Meio & Mensagem — A partir do insight, como foi construída a narrativa das campanhas e quais foram os impactos já em decorrência desse novo posicionamento?
Magy Imoberdof — Primeiro, nós fizemos os dez mandamentos da marca. Entre as coisas que determinamos estava nunca brincar nem falar mal de mulher. Fizemos a mesma coisa com religião. Além disso, tínhamos o compromisso de não baixar o nível das campanhas, e nem mostrar ninguém bebendo. No final das contas, a bebida estava implícita na comunicação, não precisávamos apelar. Como resultado, o produto, que era distribuído apenas em São Paulo, depois foi para o Rio de Janeiro e na sequência se expandiu para o Brasil inteiro. Saímos de 0,5% para 45% de mercado na época. A parceria durou 23 anos.

Meio & Mensagem — Por qual motivo o slogan fez tanto sucesso?
Magy Imoberdof — É uma frase que não representa uma falsa promessa nem está distante. Todo mundo consegue entender por que ele é muito simples, assim como as pessoas que consumiam o produto. Ficou tudo muito coerente. Além disso, para consolidar uma mensagem, além de acertar o tom da comunicação, é preciso investir dinheiro e esforço em cima do conceito. É uma construção que leva tempo, não acontece da noite para o dia. Passamos muito tempo desenvolvendo “a boa ideia”.

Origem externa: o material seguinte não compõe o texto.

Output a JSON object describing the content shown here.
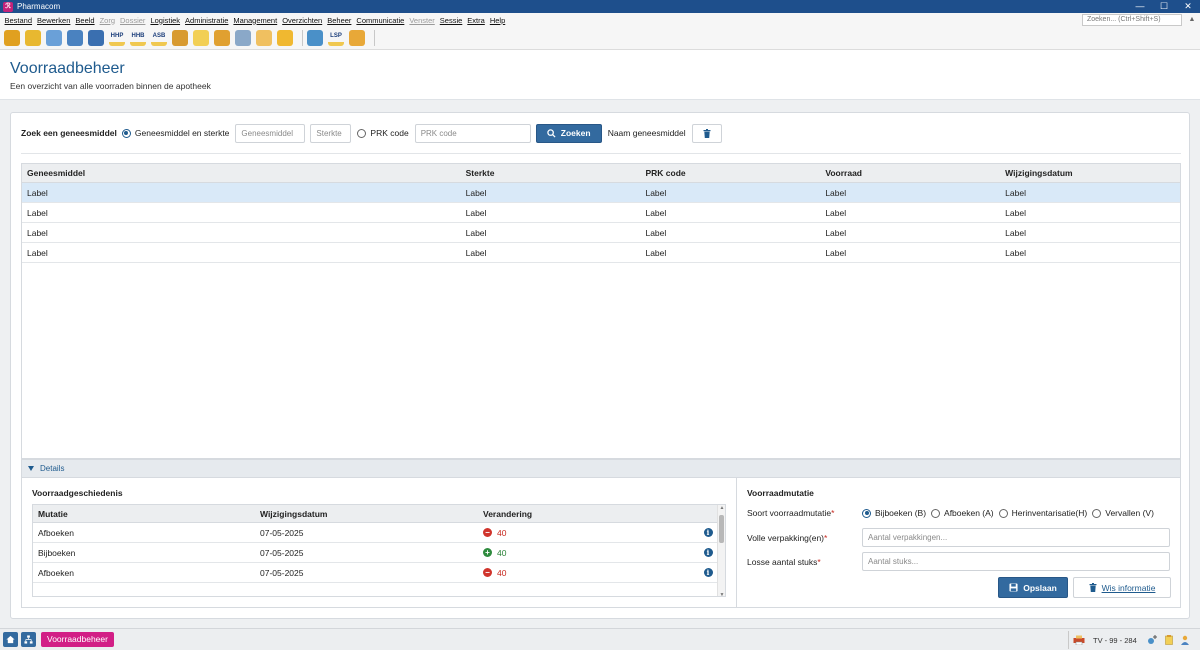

Meio & Mensagem — Quais são os desafios para consolidar um slogan em tempos tão dinâmicos e voláteis como os de hoje?
Magy Imoberdof — Muitos slogans morrem porque as marcas param de investir em branding e começam a fazer apenas varejo, até virar commodities. Certa vez escrevi um artigo sobre como a beleza vende. Mas as marcas não estão se lembrando isso. O povo já é muito maltratado em todos os lugares, então, se alguém fizer algo bonito, de bom gosto, o público vai se sentir melhor. As marcas precisam oferecer algo e não apenas tirar o dinheiro do consumidor. Hoje está tudo muito feio, as campanhas de varejo principalmente. Veja a Apple, que sempre fez comunicações lindíssimas. Diziam que isso acontecia porque era uma marca de nicho. E agora? Parou de ser nicho, mas continua mantendo o seu valor de marca lá em cima.